В Джаркургане бывают мелкие подземные толчки. Но это было первое землетрясение, которое я пережила. Как потом я узнала, оно было еще и самым сильным за последние десять лет. Люди переполошившись повыбегали из домов. Сначала все стояли молча, удалившись подальше от построек. Но когда тряска усилилась так, что соседская кирпичная стена дала трещину, а затем и вовсе стала разваливаться, как карточный домик, все вдруг стали что-то громко выкрикивать. Было бы не так страшно если бы ни этот нагоняющий ужас вой соседок, которые припав к земле начали молиться и кусать землю. Всеобщая истерика охватила всю Максимку. Мне в этот момент показалось, что не так страшно было бы умереть, если бы так сильно нас этим не пугали. Все обошлось в итоге хорошо. В нашем городе никто не пострадал. Все дома остались целыми, за исключением нескольких кирпичный стен, и старых амбаров.
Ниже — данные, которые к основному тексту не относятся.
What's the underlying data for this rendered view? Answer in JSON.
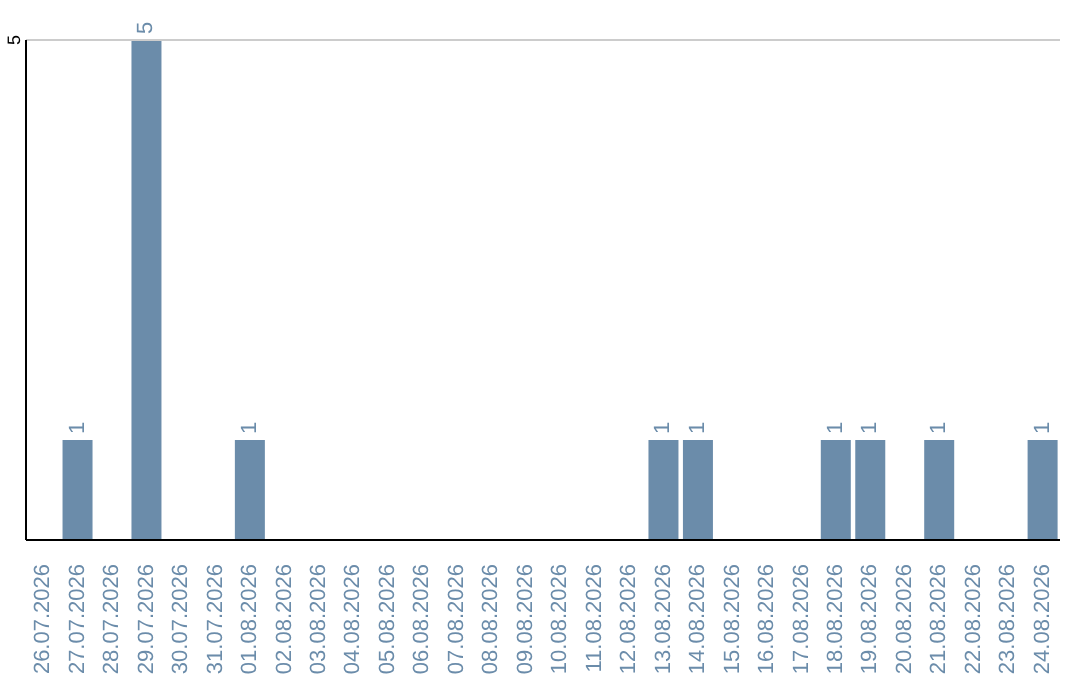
{
  "chart_data": {
    "type": "bar",
    "ylim": [
      0,
      5
    ],
    "categories": [
      "26.07.2026",
      "27.07.2026",
      "28.07.2026",
      "29.07.2026",
      "30.07.2026",
      "31.07.2026",
      "01.08.2026",
      "02.08.2026",
      "03.08.2026",
      "04.08.2026",
      "05.08.2026",
      "06.08.2026",
      "07.08.2026",
      "08.08.2026",
      "09.08.2026",
      "10.08.2026",
      "11.08.2026",
      "12.08.2026",
      "13.08.2026",
      "14.08.2026",
      "15.08.2026",
      "16.08.2026",
      "17.08.2026",
      "18.08.2026",
      "19.08.2026",
      "20.08.2026",
      "21.08.2026",
      "22.08.2026",
      "23.08.2026",
      "24.08.2026"
    ],
    "values": [
      0,
      1,
      0,
      5,
      0,
      0,
      1,
      0,
      0,
      0,
      0,
      0,
      0,
      0,
      0,
      0,
      0,
      0,
      1,
      1,
      0,
      0,
      0,
      1,
      1,
      0,
      1,
      0,
      0,
      1
    ],
    "value_labels": [
      null,
      "1",
      null,
      "5",
      null,
      null,
      "1",
      null,
      null,
      null,
      null,
      null,
      null,
      null,
      null,
      null,
      null,
      null,
      "1",
      "1",
      null,
      null,
      null,
      "1",
      "1",
      null,
      "1",
      null,
      null,
      "1"
    ],
    "color": "#6b8caa",
    "ref_lines": [
      {
        "axis": "y",
        "value": 5,
        "label": "5",
        "color": "#cccccc"
      }
    ]
  }
}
Сейчас, стоя на базаре, я будто бы снова вернулась в то время, когда зудящая тишина и спокойствие были предвестниками приближающейся бури. К горлу вдруг подкатился ком, руки еще больше похолодели, и я, присев на табуретку, попыталась себя успокоить. Но все было напрасно. Значит, что-то должно сегодня произойти. Но я дала слово Мите, что ни при каких обстоятельствах не покину свой пост. Буду стоять тут и охранять это место и морковь.

Мне тут же на память пришла мамина знакомая Анахол-опа. Это была богатая женщина. Я была у нее в гостях только раз. Ноги прямо утопали в мягких дагестанских коврах. А в зале висела огромная хрустальная люстра. Каждая ромбовидная подвеска переливалась всеми цветами радуги. Преломленные лучи, отражались на стенах нежными изумрудными, лиловыми и рубиновыми бликами. Казалось, в ее зале зажгли рассвет, закат, радугу и молнию одновременно. А когда было то самое землетрясение, и все, спасая жизни, повыбегали на улицу, Анахол-опа встала на стол и все это время держала люстру, чтобы та не разбилась. Слезы катились по ее щекам, а губы выкрикивали молитву. После всего случившегося она долго сидела на улице и плакала, говоря, что совсем с ума спятила. Нужно было спасать жизнь, а она из-за проклятой люстры чуть было не умерла. Помню, она тогда сказала маме, чтобы та никогда не покупала себе дорогих вещей. Так как есть большая вероятность стать рабом этих вещей и служить им, вместо того чтобы вещи служили нам.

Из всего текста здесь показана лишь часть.